Typically we share modern architecture as it’s far more conducive to creating abstracts than the more historic architecture. But, today, let’s take a look at Chicago’s Union Station which recently underwent restoration by Goettsch Partners. They did an amazing job!
Union Station was originally designed by Daniel Burnham as part of his 1909 Plan of Chicago. However, construction began a year after his death in 1913. The rail system is what allowed Chicago to grow to such a large size as it’s centrally located and was a hub with a network of lines radiating out in more directions than from any other city in North America at the time.
Over the years the building just began to feel worn.

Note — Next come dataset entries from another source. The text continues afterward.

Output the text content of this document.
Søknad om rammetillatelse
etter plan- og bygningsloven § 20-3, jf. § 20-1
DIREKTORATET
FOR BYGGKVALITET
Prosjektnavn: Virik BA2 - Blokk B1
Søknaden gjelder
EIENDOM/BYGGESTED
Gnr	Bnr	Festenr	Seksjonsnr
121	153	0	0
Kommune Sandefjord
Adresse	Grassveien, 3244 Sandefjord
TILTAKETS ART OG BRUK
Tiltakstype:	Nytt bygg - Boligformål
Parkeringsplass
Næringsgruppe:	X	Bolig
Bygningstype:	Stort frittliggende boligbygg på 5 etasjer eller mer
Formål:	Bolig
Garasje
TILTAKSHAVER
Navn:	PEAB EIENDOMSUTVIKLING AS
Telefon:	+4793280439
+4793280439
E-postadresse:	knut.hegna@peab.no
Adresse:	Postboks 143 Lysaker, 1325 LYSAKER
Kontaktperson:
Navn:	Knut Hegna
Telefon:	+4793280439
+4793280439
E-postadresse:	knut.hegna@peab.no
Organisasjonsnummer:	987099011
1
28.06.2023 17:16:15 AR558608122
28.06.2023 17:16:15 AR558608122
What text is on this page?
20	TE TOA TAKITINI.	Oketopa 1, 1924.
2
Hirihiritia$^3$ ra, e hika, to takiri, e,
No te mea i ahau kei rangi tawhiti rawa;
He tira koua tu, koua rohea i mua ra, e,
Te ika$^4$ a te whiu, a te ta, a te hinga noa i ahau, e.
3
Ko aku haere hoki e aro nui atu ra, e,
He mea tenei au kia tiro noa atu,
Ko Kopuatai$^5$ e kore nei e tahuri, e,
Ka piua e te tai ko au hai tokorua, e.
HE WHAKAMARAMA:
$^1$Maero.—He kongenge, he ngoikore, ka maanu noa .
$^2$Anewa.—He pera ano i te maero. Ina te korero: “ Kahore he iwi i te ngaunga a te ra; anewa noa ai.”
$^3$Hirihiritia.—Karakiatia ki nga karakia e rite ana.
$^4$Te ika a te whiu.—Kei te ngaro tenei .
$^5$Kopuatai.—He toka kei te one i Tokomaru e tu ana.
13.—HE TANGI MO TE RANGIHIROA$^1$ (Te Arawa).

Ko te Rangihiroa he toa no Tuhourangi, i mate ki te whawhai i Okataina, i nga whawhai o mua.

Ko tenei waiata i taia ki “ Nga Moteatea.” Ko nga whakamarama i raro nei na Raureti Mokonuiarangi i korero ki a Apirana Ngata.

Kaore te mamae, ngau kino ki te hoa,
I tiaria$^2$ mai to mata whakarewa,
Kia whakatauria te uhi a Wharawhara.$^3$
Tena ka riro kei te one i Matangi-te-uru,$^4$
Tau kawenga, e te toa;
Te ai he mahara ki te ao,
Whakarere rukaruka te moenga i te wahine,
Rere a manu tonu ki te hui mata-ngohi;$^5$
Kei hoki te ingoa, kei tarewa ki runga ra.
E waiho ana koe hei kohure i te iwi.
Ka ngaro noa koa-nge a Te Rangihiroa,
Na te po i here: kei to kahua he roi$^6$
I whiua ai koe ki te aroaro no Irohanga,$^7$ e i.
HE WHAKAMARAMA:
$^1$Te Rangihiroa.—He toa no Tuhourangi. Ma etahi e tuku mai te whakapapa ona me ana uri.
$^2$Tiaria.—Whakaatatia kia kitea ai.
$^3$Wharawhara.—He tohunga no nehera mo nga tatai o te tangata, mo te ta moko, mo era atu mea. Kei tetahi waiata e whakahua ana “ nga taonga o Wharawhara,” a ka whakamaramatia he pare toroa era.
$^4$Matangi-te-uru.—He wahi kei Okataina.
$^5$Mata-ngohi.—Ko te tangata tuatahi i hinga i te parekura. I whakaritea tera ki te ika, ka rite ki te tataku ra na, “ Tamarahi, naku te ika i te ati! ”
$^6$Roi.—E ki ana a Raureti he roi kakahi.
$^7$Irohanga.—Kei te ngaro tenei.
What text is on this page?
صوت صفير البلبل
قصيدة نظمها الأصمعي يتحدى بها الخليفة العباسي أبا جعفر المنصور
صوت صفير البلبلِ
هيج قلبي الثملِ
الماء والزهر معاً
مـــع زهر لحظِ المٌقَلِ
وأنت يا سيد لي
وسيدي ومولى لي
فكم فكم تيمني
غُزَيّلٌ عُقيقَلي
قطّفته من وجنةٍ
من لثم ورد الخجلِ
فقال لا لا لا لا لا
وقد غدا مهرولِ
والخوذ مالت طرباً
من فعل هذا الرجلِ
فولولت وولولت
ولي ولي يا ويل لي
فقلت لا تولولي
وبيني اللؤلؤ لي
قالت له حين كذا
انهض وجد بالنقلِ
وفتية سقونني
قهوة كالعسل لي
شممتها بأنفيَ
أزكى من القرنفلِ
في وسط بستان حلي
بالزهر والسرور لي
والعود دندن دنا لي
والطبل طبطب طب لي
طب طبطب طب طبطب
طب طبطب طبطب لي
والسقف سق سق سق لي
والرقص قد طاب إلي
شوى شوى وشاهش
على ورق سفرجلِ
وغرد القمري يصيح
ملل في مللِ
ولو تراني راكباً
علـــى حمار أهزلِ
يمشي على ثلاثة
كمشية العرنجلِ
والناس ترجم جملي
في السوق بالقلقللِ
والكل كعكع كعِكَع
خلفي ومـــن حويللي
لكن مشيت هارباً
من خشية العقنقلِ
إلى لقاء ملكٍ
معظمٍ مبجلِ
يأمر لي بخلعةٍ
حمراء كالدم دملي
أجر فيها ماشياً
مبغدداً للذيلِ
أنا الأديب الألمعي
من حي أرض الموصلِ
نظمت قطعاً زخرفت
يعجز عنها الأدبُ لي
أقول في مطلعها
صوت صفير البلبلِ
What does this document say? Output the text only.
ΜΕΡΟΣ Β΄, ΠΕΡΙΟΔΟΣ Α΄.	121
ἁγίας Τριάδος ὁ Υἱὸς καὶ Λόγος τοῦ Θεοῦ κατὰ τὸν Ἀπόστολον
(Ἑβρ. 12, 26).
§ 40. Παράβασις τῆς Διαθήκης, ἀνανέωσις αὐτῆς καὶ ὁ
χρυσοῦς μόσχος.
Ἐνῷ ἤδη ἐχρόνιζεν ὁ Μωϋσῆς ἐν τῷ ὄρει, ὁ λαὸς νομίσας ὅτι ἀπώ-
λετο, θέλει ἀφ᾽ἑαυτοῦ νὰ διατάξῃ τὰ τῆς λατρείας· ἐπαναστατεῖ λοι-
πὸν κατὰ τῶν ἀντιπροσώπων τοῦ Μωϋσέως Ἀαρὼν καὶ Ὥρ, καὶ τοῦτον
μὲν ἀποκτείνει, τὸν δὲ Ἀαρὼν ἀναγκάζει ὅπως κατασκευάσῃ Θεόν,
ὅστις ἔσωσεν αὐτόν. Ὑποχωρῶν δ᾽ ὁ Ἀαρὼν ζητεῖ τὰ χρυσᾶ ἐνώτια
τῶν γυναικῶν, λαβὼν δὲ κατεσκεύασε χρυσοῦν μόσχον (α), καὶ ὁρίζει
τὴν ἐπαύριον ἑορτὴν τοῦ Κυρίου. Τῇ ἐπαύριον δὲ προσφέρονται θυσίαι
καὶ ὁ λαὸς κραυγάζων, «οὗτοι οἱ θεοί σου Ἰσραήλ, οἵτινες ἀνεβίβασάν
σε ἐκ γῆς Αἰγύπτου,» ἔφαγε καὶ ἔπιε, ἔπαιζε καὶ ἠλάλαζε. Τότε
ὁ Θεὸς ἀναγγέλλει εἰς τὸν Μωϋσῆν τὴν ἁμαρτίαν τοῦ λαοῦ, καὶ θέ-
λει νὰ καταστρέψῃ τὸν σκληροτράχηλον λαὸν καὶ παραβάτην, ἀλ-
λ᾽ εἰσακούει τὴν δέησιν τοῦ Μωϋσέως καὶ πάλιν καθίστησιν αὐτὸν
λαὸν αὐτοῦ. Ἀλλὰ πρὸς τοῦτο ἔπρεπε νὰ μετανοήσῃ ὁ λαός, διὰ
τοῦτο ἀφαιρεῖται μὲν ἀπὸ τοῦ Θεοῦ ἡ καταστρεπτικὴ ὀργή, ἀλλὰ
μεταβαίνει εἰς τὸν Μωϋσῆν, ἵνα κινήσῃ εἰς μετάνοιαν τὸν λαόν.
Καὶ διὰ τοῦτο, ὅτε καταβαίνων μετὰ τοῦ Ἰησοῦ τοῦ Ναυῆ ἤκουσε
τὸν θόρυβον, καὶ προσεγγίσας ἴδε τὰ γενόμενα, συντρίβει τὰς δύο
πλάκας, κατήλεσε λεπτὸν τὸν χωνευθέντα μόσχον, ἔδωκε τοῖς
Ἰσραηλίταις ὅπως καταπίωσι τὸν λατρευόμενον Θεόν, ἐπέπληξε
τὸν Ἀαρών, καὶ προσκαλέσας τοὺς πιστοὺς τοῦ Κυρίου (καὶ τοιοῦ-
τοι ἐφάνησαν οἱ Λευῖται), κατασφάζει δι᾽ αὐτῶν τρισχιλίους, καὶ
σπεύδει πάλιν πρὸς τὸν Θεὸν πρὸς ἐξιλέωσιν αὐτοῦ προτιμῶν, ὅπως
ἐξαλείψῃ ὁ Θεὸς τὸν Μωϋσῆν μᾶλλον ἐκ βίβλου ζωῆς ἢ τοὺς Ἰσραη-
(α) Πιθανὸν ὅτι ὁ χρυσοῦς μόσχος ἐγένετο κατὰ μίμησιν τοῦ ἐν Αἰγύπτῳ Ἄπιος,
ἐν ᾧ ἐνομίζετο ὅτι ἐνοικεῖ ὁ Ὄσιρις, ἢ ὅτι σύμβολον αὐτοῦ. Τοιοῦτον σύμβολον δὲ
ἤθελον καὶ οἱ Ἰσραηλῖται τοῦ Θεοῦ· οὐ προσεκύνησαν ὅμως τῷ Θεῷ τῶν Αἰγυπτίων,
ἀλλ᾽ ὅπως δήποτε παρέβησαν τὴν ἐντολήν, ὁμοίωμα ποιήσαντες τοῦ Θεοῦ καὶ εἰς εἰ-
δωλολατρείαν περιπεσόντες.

The renovations with new lighting and restoration of the barrel-vaulted skylight make the grand hall feel so much brighter. Here, the pillars from the balcony at the south end frame this beautifully restored ceiling.
The restoration continues in the hallway that leads from the grand hall to where the actual trains depart and arrive. A symmetrical lookup with a wide-angle lens is a great way to capture this space. Don’t be afraid to lay down on the ground to get the perfect shot 😉 The strange looks will be worth it!
The pillars throughout the hall are another aspect worth focusing your attention. From symmetrical shots to layering & framing and lookups.
Don’t forget the various stairways. From slightly wider shots to those details.
Or combine the two by using the stairway and railings as leading lines and the pillars to frame a passerby.
The curve of the balcony-like area overlooking the grand hall can also create great leading lines and framing for the intricate ceiling.
And don’t forget the details. From the ceiling to grates over the vents.
Catch the sun just right at the entrance for some great shadows that act as leading lines and repetitive patterns.
The exterior pillars are also great for framing surrounding buildings, particularly the iconic Sears (Willis) Tower.